The architectural approach emphasized modular services communicating over RESTful APIs, influenced by Representational State Transfer principles and interoperability with Amazon S3 semantics. Bexar continued the separation of control and data planes, enabling independent scaling of components such as compute nodes running Libvirt and storage proxies running Swift Proxy Server. Authentication and authorization flows relied on token exchange patterns and pluggable backends supporting PAM and LDAP (Lightweight Directory Access Protocol). The design favored commodity hardware compatible with x86_64 platforms and networking provided by Open vSwitch and standard Ethernet fabrics.
Operators deployed Bexar using scripts and orchestration influenced by CloudInit and early Heat prototypes, while continuous delivery pipelines integrated with Jenkins and Travis CI. Integrations targeted hypervisors like VMware ESXi through vendor drivers and storage systems including NetApp filers and EMC Corporation arrays. Bexar deployments were validated in labs at institutions such as NASA, European Organization for Nuclear Research, and enterprise data centers run by Fujitsu and Hitachi.

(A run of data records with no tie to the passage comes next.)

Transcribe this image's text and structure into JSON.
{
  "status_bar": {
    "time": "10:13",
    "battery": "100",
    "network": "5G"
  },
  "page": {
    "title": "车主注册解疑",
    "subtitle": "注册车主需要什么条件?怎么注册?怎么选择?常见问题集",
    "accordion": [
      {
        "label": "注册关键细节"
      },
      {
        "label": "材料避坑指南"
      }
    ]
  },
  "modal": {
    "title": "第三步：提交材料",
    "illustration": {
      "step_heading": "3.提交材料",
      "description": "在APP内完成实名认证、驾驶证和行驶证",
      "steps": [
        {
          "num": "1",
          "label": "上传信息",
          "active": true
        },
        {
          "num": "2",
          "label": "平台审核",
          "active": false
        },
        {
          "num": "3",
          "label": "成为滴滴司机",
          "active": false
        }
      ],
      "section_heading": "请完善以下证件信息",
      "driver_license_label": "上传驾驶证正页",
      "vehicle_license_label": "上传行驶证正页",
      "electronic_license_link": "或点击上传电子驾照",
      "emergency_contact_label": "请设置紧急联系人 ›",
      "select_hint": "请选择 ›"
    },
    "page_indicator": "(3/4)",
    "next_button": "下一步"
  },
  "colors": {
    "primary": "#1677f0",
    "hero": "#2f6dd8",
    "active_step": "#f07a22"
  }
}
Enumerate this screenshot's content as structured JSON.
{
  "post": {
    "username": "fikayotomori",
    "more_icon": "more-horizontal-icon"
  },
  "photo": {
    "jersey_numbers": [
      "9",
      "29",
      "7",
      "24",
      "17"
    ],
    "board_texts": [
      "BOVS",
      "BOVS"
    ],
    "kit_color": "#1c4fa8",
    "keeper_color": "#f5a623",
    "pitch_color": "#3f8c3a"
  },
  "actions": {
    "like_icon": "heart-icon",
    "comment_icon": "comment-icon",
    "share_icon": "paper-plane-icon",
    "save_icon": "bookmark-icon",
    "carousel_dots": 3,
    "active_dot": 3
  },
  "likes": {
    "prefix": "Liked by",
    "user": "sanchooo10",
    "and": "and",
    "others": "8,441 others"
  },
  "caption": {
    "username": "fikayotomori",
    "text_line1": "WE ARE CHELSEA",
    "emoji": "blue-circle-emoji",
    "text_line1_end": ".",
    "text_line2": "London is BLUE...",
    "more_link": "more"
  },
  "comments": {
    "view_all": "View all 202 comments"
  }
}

Community tooling provided hooks for Nagios and Zabbix monitoring and for logging aggregation via Fluentd and Logstash.
Performance tuning in Bexar focused on scheduler improvements, image caching strategies, and Swift ring partitioning to reduce latency and improve throughput. Benchmarking used suites and methodologies from SPEC and trace workloads from research projects at Lawrence Livermore National Laboratory and Sandia National Laboratories. Scaling studies evaluated horizontal scaling patterns across hundreds to thousands of compute nodes, stress-testing message buses like RabbitMQ and databases like MySQL Cluster and Galera Cluster for high-availability scenarios.
Security work in Bexar enhanced token lifecycle management, transport security over TLS/SSL, and pluggable authentication modules enabling integration with Kerberos realms and Active Directory. The release incorporated mitigations for common vulnerabilities disclosed via organizations such as MITRE and compliance considerations for environments following PCI DSS and HIPAA guidelines in healthcare and finance deployments. Hardening guides were drafted with input from CERT Coordination Center and large enterprise adopters like Goldman Sachs.
Bexar set foundations for subsequent OpenStack releases by stabilizing core APIs and encouraging vendor interoperability, influencing the roadmap of projects such as Cinder (software), Neutron (software), and Heat (software). Lessons from Bexar informed commercial distributions from Red Hat OpenStack Platform and Canonical’s Charmed OpenStack and guided contributions from cloud providers including Amazon Web Services competitors and telecommunications companies like Verizon Communications. The release remains cited in historical retrospectives alongside later milestones like Cactus (OpenStack), Diablo (OpenStack), and Essex (OpenStack) for its role in early cloud open source maturation.